All I’ve got to do is visit the tailor my wife selected and we can get started. An appointment is required, and somehow I haven’t gotten around to making one, even though I’ve been really eager to do so for every single minute of the three months that have passed since my Very Important Birthday.

Tuesday, May 01, 2007

The Wrong Side

Sartre said Hell is other people, but to a New Yorker, Hell is forever trying to explain alternate side of the street parking to someone from Columbus, Ohio. Even in this mortal sphere, my crystalline and succinct understanding of this archetypally New Yorkish body of law occasionally clouds.

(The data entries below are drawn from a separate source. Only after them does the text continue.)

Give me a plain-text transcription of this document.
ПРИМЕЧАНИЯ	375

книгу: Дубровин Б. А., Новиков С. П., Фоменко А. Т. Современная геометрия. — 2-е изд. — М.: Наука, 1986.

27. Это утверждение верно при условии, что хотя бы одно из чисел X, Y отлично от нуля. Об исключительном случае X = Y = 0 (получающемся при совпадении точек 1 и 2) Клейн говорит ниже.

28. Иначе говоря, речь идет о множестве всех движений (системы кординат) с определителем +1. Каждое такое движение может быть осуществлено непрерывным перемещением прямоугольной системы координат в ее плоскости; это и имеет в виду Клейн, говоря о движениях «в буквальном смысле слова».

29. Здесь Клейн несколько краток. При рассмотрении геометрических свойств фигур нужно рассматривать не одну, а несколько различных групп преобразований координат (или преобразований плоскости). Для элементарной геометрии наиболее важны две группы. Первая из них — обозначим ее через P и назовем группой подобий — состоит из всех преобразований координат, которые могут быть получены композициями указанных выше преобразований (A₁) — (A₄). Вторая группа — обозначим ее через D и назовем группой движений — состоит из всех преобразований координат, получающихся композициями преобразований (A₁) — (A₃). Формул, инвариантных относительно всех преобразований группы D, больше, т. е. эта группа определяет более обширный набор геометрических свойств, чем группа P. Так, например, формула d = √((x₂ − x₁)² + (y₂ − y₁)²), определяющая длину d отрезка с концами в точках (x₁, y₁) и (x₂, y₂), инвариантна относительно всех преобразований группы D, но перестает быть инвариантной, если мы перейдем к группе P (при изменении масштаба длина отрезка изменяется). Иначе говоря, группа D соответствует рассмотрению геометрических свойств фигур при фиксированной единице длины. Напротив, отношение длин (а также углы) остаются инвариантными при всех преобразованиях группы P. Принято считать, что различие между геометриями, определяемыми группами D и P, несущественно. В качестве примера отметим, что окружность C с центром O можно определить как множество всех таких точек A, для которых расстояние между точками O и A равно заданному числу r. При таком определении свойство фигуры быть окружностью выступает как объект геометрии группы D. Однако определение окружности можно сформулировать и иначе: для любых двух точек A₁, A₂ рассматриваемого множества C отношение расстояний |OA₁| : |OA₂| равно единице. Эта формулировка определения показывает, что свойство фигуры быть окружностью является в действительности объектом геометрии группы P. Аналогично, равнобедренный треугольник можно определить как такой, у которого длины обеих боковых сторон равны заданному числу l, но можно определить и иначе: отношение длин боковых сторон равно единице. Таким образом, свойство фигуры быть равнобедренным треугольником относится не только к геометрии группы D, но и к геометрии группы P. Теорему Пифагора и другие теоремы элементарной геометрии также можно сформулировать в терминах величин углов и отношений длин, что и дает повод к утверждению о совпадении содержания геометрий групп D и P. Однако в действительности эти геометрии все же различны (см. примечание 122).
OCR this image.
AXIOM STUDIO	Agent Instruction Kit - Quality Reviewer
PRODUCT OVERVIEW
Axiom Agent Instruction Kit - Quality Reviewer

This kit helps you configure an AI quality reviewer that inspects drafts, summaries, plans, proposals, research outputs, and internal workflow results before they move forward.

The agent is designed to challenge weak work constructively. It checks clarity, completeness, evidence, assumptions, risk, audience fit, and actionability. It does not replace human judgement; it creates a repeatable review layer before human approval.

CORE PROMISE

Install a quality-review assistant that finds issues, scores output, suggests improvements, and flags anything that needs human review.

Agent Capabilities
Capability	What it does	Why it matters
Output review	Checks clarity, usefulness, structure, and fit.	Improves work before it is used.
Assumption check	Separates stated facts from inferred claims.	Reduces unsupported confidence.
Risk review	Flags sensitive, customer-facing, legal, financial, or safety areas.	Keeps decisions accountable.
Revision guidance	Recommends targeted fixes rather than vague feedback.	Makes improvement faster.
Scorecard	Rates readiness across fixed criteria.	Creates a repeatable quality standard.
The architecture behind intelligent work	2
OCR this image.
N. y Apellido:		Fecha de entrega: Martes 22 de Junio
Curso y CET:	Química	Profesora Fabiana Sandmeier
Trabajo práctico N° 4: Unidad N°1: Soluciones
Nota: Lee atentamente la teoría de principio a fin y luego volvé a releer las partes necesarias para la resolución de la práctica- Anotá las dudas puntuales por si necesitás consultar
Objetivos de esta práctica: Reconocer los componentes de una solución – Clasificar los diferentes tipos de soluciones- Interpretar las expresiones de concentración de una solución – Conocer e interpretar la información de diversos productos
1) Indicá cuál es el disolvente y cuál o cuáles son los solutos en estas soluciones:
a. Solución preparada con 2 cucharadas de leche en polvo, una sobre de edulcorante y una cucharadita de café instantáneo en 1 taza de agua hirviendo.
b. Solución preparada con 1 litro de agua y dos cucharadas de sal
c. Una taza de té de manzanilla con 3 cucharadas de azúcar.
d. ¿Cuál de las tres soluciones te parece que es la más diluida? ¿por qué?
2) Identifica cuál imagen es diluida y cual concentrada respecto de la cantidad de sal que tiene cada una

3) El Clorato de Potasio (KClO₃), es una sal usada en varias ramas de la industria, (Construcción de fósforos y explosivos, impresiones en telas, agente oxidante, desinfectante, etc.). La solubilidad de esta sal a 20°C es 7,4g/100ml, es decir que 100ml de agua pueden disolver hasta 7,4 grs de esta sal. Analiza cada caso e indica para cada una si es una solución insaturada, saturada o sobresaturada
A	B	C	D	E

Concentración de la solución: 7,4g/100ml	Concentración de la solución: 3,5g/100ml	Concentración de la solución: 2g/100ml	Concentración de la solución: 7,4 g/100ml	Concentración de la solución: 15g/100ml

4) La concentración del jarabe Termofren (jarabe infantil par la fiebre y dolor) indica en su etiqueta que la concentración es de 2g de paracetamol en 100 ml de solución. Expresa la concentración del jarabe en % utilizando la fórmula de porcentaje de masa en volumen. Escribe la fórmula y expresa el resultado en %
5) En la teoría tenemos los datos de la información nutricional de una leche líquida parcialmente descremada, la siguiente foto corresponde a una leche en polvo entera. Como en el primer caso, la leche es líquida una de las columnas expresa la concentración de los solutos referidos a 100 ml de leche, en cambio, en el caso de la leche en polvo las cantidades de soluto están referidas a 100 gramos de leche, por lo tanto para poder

On Thursday mornings, the north side of my block must be clear of cars from 8 to 11; on Fridays, cars must clear the south side during the same hours. For those three-hour periods, cars are permitted to double-park across the street. Well, they’re not exactly permitted, but our innately gracious and kind traffic cops have been winking at the practice for years.

Last Thursday, I waited until 10:55 a.m. instead of 10:50 to move my car, double-parked on the Friday side, back to the Thursday side, where it would not require moving for a whole week – unless, of course, I wanted to actually drive somewhere, which is almost never a smart thing to do unless you’re going out of town. At 10:50 (or 10:51 or 52, depending on how far up or down my car is), there are plenty of Thursday spots to choose from. But on this morning, that five minute window of time was enough for the Thursday side to fill up entirely. I had to move on in search of a parking place good for a week. No worries, though. If you’re early enough, you can always find something pretty close to home.

In the arrogance that comes from seeing lots of free curb space, I didn’t notice that none of the numerous open spaces was long enough to accommodate my car – which isn’t particularly big, so don’t get the wrong idea. Meanwhile, the streets were filling up. I made two increasingly desperate circuits of the surrounding blocks and found nothing that would free me from the awful fate of having to move the car again on Friday. Finally, at the top of the block two over from mine, I found a spot big enough for me and quickly pulled in, spending a minute or two extra to make sure I was close enough to the curb – in New York, you can never be too rich, too thin or too close to the curb.

Relieved, I locked that car and headed home. A block and a half on, I began wondering about the side I’d parked on: Thursday or Friday, Friday or Thursday? I was over a block away from the car anyway, so what difference did it make? I could check again tonight when I walked the dog.

That’s when I knew I’d parked on the Friday side, the if-you’re-parked- there-at 8:01 a.m.-you’ve-got-a-parking-ticket side. For the first time in my memory, as least so far as I can remember, alternate-side regulations had confused me.

I grow old, I grow old, but I swear it’ll never happen again. That’s for out-of-towners.